SOLIDWORKS was not the only project we were working on this month.  The Foundation to Fight H-ABC hosted a fundraising event this month, for which the Manor Country Club hosted rounds of tennis and golf, a silent auction, great food and live music.  The proceeds are all going to research for a cure to H-ABC and the benefit of other rare diseases as well.  Check out the video below:

 

Lastly, DUO is now on Instagram:  @duomediaproductions.
Check us out and give us a follow!

Quick Crowdfunding Tips for Those Who Don’t Have Time to Read a Book

After participating in two crowdfunding campaigns and a crowdfunding panel, I felt it would be a good idea to post some of my thoughts on successful and not-so-successful crowdfunding campaigns. Most of what I’m discussing here regards filmmaking campaigns, although most of these tips can be used for any type of campaign. So here are my numbered tips, in no particular order, because I find it so much easier to read things that are numbered.

1. Okay, I know the title of this blog is “Quick Crowdfunding Tips for those who don’t have time to read a book,” but seriously, you should read John Trigonis’s “Crowdfunding for Filmmakers.”  I wish I had read this before doing our campaign. Granted, it wasn’t out yet, but he still gave a lot of great info on his blog, some of which we followed, some of which we, regrettably, did not.

2. Tweet, Facebook and use your other social media sites often. Throughout our campaign I posted on our 3 different accounts multiple times a day. Using an app like Tweetdeck or Hootsuite, I would schedule at least one post per hour, so I didn’t always have to be sitting at the computer (even though I still sat there a lot.) Make your posts unique or else you risk being labeled as a spammer. Anytime you post, use relevant hashtags. If your film is a horror film use tags like #horror #indiefilm #SupportIndieFilm and be sure to use tags such as #gogofilm (if you’re on IndieGogo), #kickstarter (if you’re on Kickstarter), and so on.
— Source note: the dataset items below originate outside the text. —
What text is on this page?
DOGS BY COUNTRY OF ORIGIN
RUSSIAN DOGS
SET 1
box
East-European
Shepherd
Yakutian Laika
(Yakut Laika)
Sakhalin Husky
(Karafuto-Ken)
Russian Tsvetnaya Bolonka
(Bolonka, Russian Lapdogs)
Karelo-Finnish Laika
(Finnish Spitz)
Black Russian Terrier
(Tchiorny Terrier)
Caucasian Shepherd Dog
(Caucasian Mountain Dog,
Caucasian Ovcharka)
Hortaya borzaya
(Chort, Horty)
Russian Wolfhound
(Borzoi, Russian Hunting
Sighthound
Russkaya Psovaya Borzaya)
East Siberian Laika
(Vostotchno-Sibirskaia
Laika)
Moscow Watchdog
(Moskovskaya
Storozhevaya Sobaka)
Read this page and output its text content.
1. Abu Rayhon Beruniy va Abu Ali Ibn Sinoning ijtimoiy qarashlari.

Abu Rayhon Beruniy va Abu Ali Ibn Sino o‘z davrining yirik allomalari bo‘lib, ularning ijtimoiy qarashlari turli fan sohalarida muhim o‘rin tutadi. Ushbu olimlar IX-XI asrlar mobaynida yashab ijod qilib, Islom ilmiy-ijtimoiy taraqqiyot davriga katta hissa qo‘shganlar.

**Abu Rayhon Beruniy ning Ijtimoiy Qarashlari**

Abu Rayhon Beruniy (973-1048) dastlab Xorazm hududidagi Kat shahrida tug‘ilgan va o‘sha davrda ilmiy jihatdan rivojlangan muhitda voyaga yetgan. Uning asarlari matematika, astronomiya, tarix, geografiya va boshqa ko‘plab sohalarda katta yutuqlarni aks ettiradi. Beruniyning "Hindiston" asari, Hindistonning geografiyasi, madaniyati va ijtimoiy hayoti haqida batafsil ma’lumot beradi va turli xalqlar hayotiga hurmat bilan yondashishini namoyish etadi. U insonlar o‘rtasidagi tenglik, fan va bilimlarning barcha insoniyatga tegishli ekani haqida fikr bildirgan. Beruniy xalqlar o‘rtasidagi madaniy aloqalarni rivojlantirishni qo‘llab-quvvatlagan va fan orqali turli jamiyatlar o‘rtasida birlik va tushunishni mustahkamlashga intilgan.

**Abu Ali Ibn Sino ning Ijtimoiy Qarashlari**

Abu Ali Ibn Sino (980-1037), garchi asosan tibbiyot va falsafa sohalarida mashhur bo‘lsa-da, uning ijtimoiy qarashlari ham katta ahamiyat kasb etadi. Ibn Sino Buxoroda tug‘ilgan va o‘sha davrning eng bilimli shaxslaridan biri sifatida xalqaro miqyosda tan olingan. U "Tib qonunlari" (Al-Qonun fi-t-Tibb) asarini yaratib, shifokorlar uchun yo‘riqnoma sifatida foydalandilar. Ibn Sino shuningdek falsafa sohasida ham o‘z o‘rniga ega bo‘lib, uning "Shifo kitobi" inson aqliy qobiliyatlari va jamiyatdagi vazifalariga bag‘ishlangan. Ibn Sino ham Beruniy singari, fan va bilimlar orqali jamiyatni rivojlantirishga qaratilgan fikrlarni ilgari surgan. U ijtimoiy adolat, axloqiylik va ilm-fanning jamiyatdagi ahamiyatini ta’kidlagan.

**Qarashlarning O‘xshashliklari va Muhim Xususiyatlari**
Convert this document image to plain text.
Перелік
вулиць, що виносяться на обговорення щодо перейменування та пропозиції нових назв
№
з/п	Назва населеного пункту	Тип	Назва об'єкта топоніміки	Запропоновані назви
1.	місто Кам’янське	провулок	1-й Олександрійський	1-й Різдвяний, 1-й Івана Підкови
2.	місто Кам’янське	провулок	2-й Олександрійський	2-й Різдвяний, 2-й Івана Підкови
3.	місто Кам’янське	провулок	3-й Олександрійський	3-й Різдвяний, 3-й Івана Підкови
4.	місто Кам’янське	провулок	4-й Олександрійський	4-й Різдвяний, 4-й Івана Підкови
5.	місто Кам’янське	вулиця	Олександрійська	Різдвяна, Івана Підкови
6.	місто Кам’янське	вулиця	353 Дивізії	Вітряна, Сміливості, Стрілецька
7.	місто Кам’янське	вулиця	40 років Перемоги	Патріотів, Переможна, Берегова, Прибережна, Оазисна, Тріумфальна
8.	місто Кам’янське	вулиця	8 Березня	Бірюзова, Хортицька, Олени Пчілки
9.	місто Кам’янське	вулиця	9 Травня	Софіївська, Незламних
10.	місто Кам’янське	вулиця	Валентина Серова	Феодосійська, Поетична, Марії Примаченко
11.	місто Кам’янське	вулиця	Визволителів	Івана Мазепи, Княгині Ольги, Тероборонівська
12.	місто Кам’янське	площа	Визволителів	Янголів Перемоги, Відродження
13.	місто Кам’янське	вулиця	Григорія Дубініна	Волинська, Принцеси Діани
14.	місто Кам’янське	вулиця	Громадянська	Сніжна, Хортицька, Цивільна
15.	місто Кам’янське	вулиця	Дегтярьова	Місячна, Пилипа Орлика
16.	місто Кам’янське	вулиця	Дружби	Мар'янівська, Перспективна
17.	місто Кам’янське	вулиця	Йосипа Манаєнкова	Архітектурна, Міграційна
Direct your tweets to various crowdfunding groups. We directed many of ours to @IndieGogoFilm and @IndieReign that got retweeted because they thought what we said was funny. There are plenty of crowdfunding promoters out there such as @icrowdfundbuzz, @crowdhelps and more. Most importantly, build and engage your audience WELL before you launch your campaign. We learned that one the hard way.

3. Offer incentives for getting followers and likers. We released the poster after we reached 100 likes on Facebook, which really got people to push their friends to like our film. Don’t pay for Facebook likes. I could go into all the details, but basically paying for likes can actually lower the amount of interaction you have with your “fans.” Here’s a fantastic video explaining it all.

4. Don’t do it all yourself. Find others who are good at the social media stuff and have an online presence and recruit them to promote your film and campaign. Our biggest promoter was a lady who was unable to leave her house for a few months so she spent a lot of time blogging and on facebook. She blogged about us and “liked” EVERY SINGLE POST we ever put out there regarding our film. Her family also gave 6 different times to claim various levels of perks.

5. Know where your first 30-40% of funding is coming from and get it early. We got that 30-40%, but it came too late in the campaign. We should have pushed for that first portion much earlier on.

6. Encourage others to just visit your page even if they can’t give, have given already or plan to give later on. Having many visitors, shares, and whatnot helps push you higher in the ranking on the crowdfunding platform’s page.

7. Consider “Bonus Perks.” We had a Bonus Perk week where every day we had a bonus perk for anyone that gave at or over a certain amount for that day. (Mug Monday, T-shirt Tuesday, etc.) Our most popular bonus perk was a compilation of 12 of our short films we’ve done in the past decade. You can see the videos we created for the bonus perks at our film’s website apocalypserock.com.

8. Utilize your resources. If you’ve got a celebrity on board (even if just a local celeb), get them to tweet and post often! Our lead actor had a connection with a local rock station, so he got to go on the radio and talk about our campaign and film. Think about who you know, and who might be able to help you.